16. The image processing device according to claim 2, wherein the information acquisition unit calculates reliability from at least one piece of the height information and the depth information, and information on an optical system having captured the image, and in a case where the reliability is lower than a predetermined value, the information acquisition unit limits acquisition of the height information and the depth information.
17. The image processing device according to claim 1, wherein the at least one processor or circuit is configured to further function as a region integration unit configured to integrate, in a case where two or more pieces of the depth information determined to be the target obstructing movement of the moving object is within a predetermined range, feature points corresponding to the two or more pieces of the depth information, to one object.
18. An imaging device, comprising:
an imaging unit; and
the image processing device according to claim 1.
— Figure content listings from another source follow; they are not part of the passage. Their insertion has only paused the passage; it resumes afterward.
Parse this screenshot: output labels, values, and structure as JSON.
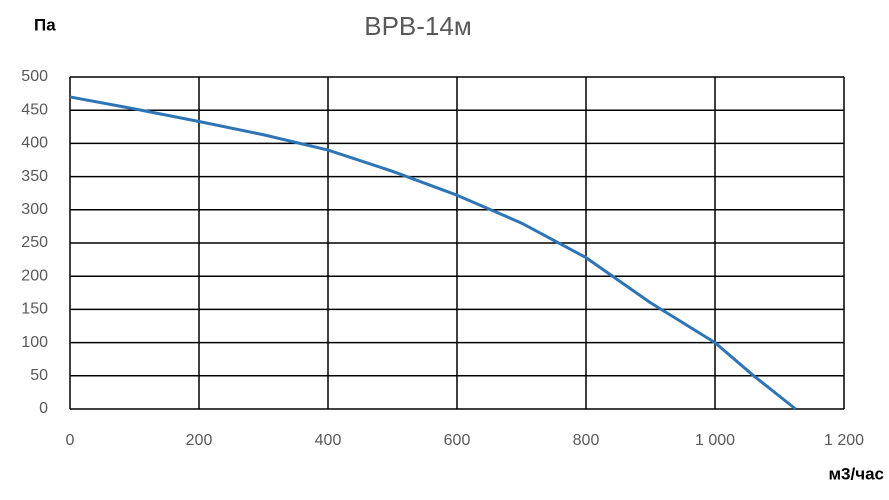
{
  "chart_data": {
    "type": "line",
    "title": "ВРВ-14м",
    "y_label": "Па",
    "x_label": "м3/час",
    "x": [
      0,
      100,
      200,
      300,
      400,
      500,
      600,
      700,
      800,
      900,
      1000,
      1060,
      1125
    ],
    "series": [
      {
        "name": "ВРВ-14м",
        "color": "#2e75b6",
        "values": [
          470,
          452,
          433,
          413,
          390,
          358,
          322,
          280,
          228,
          160,
          100,
          50,
          0
        ]
      }
    ],
    "xlim": [
      0,
      1200
    ],
    "xticks": [
      0,
      200,
      400,
      600,
      800,
      {
        "value": 1000,
        "label": "1 000"
      },
      {
        "value": 1200,
        "label": "1 200"
      }
    ],
    "ylim": [
      0,
      500
    ],
    "yticks": [
      0,
      50,
      100,
      150,
      200,
      250,
      300,
      350,
      400,
      450,
      500
    ],
    "grid": true
  }
}
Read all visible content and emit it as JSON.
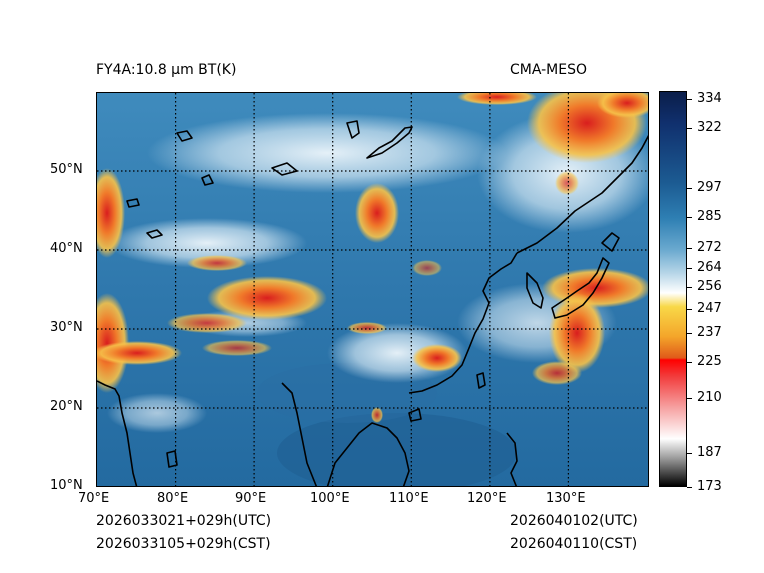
{
  "title_left": "FY4A:10.8 µm BT(K)",
  "title_right": "CMA-MESO",
  "bottom_left": {
    "utc": "2026033021+029h(UTC)",
    "cst": "2026033105+029h(CST)"
  },
  "bottom_right": {
    "utc": "2026040102(UTC)",
    "cst": "2026040110(CST)"
  },
  "lon_labels": [
    "70°E",
    "80°E",
    "90°E",
    "100°E",
    "110°E",
    "120°E",
    "130°E"
  ],
  "lat_labels": [
    "50°N",
    "40°N",
    "30°N",
    "20°N",
    "10°N"
  ],
  "colorbar_ticks": [
    "334",
    "322",
    "297",
    "285",
    "272",
    "264",
    "256",
    "247",
    "237",
    "225",
    "210",
    "187",
    "173"
  ],
  "colors": {
    "ocean": "#2e74a8",
    "cloud_cold": "#e8552a",
    "cloud_warm": "#f6c04a",
    "land": "#3c86b8"
  }
}
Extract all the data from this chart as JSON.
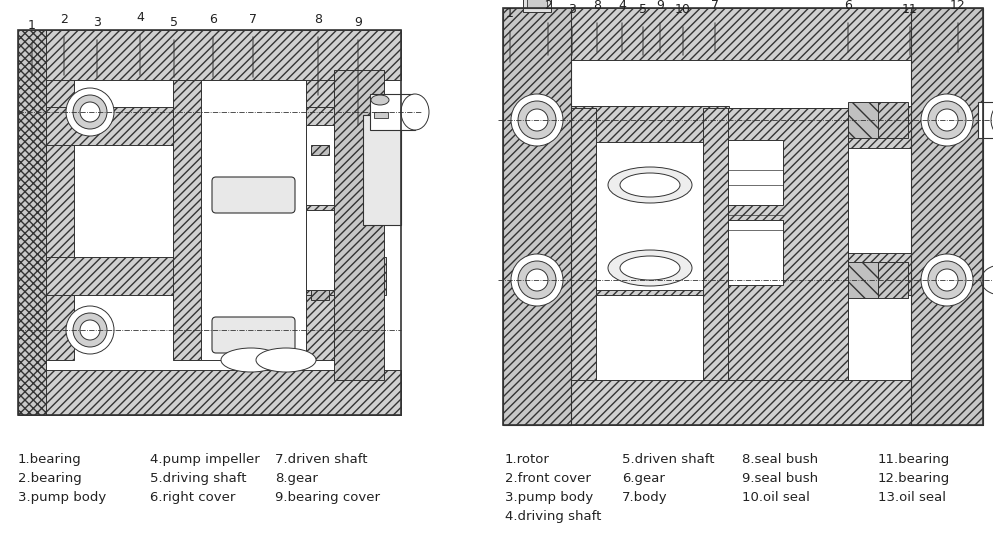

19. The imaging device according to claim 18,
wherein the imaging unit includes an optical system and an imaging element,
wherein the optical system forms an image of an object on the imaging element, and
wherein the imaging element includes a plurality of first photoelectric conversion units configured to generate a first image, and a plurality of second photoelectric conversion units configured to generate a second image.
20. The imaging device according to claim 18,
wherein the imaging unit includes a first imaging element and a first optical system configured to form an image of an object on the first imaging element, and
wherein the first imaging element acquires a first image.
21. The imaging device according to claim 18,
wherein the imaging unit includes a first imaging element, a first optical system configured to form an image of an object on the first imaging element, a second imaging element, and a second optical system configured to form an image of the object on the second imaging element, and
wherein the first imaging element acquires a first image, and the second imaging element acquires a second image.
22. An autonomously movable moving object, comprising:
the imaging device according to claim 18; and
a control device configured to control the moving object based on determination by the determination unit.
23. An image processing method of causing a central processing unit (CPU) installed in a moving object to determine whether a feature point is a feature point indicating a target obstructing movement of a moving object, the method comprising:
acquiring an image;
setting a feature point in the image, and acquiring height information indicating an elevation of the feature point, and depth information indicating a distance to the feature point;
calculating a height of a predetermined reference plane as a reference-plane height based on the height information; and
determining whether the feature point is a feature point indicating a target obstructing movement of the moving object, by using the reference-plane height,
wherein, in the determining, it is determined whether the feature point is a feature point indicating the target obstructing movement of the moving object, based on a ratio of the height information and the depth information, the reference-plane height, and a threshold.
24. A storage medium for storing a program for causing a computer to perform the image processing method according to claim 23.